The path to higher oil prices seems pretty clear, but it isn’t inevitable.
There are plenty of reasons why the oil market is suddenly on edge, and why oil prices are at their highest level since 2014. Venezuela’s oil production is falling off of a cliff, and could fall faster now that creditors are swarming over the country. The upcoming presidential election risks a financial crackdown from the U.S. Treasury, threatening to add to the country’s woes.
The more obvious catalyst over the past week was the U.S. withdrawal from the Iran nuclear deal, putting a sizable chunk of Iranian supply at risk, although exactly how much remains to be seen.
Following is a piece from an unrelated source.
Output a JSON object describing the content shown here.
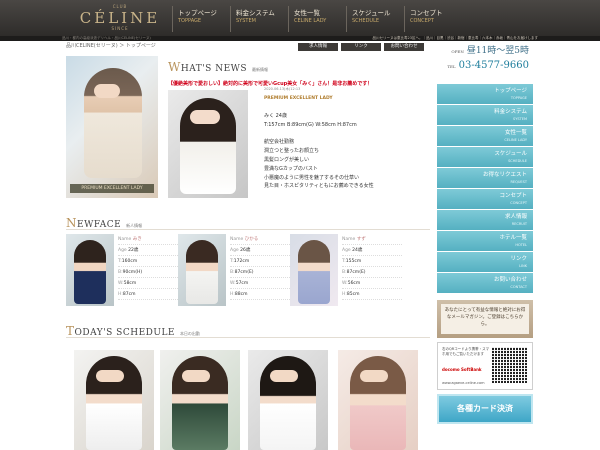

Most importantly, the underlying fundamentals are bullish: the supply/demand balance is tighter than at any moment in recent memory, with demand expected to outpace supply for the rest of the year. Global inventories are back down to the five-year average, and falling. Because data is published on a lag, the market could overtighten before OPEC realizes it.
U.S. shale is the one factor keeping prices in check, having added more than 1 million barrels per day (mb/d) since last September. The EIA sees output growing to 11.9 mb/d in 2019 (ending the year at over 12 mb/d), up from 10.5 mb/d a month ago. In other words, the agency is baking in an additional 1.5 mb/d of extra supply over the next year and a half.
That should keep a lid on prices.
But what if all that fresh supply doesn’t actually make it online? U.S. shale production is exploding, but is also running up against serious pipeline constraints that are pushing down prices in West Texas and threaten to severely slow development. While WTI in Cushing is above $70 per barrel, oil in Midland is selling in the high-$50s per barrel.